As can be seen below, let us say that lieutenant three, in this case, is a traitor. We design a communication system such that in addition to the commander informing the lieutenants on the time of the attack they will also communicate amongst each other for confirmation. So each lieutenant will receive three messages, one from the commander and two from the other two lieutenants. 

For the traitor, the objective would be to send out an incorrect timing. As can be seen in the figure, let us say the original message was ‘v’, and a traitor changes it to ‘x’. So, now the loyal lieutenant would each receive 2 ‘v’ messages and 1 ‘x’ message. They can have a pre-decided protocol where if there is a clear majority of the messages they would choose to execute it. In this case, despite there being a traitor lieutenant, the loyal lieutenants can agree upon a time to stage their attack.

Now let us take the case where the commander himself is a traitor. In that case, he will relay three different messages to each lieutenant. As seen below, each would end up receiving different instructions and so there will be no majority messages. For such a situation, they can have another predefined protocol. So, when there is no majority, they simply choose to retreat rather than risk attacking at different times.

In either case, as long as the number of participants who are traitors remains less than one-third, there exists a protocol to reach a consensus. This is called the Byzantine Fault Tolerance (BFT). It implies that the system can tolerate faults till a certain number of participants generate a correct signal.

How does this apply to blockchain? Blockchain is a decentralized network. This means no single entity verifies the transaction, but rather, the entire network arrives at a consensus on whether a transaction is valid or not. 

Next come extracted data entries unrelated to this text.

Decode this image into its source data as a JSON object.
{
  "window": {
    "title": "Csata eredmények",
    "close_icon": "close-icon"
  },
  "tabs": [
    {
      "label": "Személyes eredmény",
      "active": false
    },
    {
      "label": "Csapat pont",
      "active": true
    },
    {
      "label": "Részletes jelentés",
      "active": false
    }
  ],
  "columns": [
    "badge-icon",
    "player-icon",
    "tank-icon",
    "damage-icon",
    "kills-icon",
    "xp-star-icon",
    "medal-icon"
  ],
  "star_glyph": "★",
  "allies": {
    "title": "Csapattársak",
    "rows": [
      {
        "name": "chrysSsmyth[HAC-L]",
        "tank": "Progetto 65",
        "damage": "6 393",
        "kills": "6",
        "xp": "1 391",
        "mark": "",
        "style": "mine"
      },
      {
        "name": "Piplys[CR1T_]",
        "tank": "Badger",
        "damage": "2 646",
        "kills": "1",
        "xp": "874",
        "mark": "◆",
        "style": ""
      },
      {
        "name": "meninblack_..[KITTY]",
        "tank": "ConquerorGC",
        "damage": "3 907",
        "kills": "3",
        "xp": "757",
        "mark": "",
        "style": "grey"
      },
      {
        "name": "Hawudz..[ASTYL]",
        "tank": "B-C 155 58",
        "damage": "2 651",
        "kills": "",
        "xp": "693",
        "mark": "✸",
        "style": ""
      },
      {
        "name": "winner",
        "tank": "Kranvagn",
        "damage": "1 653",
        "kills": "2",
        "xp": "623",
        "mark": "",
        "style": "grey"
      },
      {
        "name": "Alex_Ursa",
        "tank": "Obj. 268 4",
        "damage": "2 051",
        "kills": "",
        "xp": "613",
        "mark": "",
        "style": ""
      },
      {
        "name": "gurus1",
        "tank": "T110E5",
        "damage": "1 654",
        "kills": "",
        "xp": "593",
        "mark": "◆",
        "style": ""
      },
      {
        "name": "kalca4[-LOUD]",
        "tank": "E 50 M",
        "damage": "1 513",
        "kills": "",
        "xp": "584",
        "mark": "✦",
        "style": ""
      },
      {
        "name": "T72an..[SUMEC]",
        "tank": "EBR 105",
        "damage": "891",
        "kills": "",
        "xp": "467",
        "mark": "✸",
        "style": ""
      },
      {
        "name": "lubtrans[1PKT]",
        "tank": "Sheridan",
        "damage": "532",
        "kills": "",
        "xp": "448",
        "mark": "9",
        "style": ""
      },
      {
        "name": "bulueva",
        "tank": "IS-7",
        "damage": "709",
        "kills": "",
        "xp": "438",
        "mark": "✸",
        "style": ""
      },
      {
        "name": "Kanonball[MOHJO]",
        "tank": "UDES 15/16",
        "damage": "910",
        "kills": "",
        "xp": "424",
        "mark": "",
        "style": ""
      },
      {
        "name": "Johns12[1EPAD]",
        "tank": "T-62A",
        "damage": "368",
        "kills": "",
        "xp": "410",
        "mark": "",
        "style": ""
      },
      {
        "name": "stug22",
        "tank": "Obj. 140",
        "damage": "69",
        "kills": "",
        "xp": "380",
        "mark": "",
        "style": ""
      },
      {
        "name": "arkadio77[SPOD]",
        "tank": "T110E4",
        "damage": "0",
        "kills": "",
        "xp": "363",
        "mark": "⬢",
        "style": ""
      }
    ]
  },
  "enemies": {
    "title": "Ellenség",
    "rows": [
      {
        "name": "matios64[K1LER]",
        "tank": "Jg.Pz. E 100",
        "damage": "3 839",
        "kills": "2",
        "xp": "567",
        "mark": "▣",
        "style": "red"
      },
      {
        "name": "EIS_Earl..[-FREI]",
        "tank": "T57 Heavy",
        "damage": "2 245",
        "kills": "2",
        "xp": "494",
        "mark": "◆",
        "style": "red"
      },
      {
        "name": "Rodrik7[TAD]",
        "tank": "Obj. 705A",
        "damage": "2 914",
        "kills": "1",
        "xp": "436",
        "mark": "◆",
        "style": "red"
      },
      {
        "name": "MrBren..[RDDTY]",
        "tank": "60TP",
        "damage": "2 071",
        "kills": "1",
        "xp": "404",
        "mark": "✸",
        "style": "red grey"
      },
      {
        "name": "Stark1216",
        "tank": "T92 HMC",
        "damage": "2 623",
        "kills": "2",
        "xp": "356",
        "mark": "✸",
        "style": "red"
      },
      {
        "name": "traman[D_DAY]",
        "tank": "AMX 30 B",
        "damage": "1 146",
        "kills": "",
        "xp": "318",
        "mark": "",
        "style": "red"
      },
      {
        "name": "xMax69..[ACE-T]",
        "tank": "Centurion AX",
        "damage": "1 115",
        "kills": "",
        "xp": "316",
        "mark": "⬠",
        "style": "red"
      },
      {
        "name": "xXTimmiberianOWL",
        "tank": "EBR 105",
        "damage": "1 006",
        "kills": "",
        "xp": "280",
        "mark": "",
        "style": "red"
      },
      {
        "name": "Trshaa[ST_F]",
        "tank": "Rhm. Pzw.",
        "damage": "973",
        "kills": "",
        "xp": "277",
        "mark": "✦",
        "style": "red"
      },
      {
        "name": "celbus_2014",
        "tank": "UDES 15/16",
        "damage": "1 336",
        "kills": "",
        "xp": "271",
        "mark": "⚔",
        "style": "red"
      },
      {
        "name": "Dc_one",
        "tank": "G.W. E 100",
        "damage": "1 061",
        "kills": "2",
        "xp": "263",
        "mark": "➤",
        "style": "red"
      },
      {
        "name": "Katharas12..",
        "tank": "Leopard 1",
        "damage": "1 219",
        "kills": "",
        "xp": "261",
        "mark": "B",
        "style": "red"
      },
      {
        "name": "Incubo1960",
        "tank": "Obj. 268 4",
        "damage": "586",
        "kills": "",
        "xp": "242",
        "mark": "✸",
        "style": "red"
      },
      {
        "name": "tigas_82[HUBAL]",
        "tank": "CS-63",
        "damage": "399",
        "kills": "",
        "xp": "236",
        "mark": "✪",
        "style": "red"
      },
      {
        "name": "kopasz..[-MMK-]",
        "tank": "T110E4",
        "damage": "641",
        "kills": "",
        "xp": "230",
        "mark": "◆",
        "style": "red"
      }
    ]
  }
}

But what if some participants in the network are malicious? In that case, they can take over the network by validating wrong transactions. However, as we saw above, by using the Byzantine Fault Tolerance, we can have a system that can fend off fraudsters or even incorrect signals as long as this forms less than one-third part of the system.

This is really critical to the workability of blockchain and hence cryptocurrencies. Unlike the conventional financial payment systems, like Visa, blockchain doesn’t have a central authority to validate transactions so, if the system fails once, it will fail permanently. 

In fact, in the very first white paper on bitcoin written by Satoshi Nakamoto, the BFT protocol was critical to creating the proof of work concept. BFT is also used in large and critical systems like airplane engines and even nuclear reactors. 

Summary

The Byzantine Fault Tolerance is essentially a protocol useful wherever the decisions depend on the inputs of a large set of sensors. Several algorithms have been designed solely with the purpose of achieving Byzantine Fault Tolerance. These algorithms are then extensively used by some cryptocurrencies with further underlying protocols.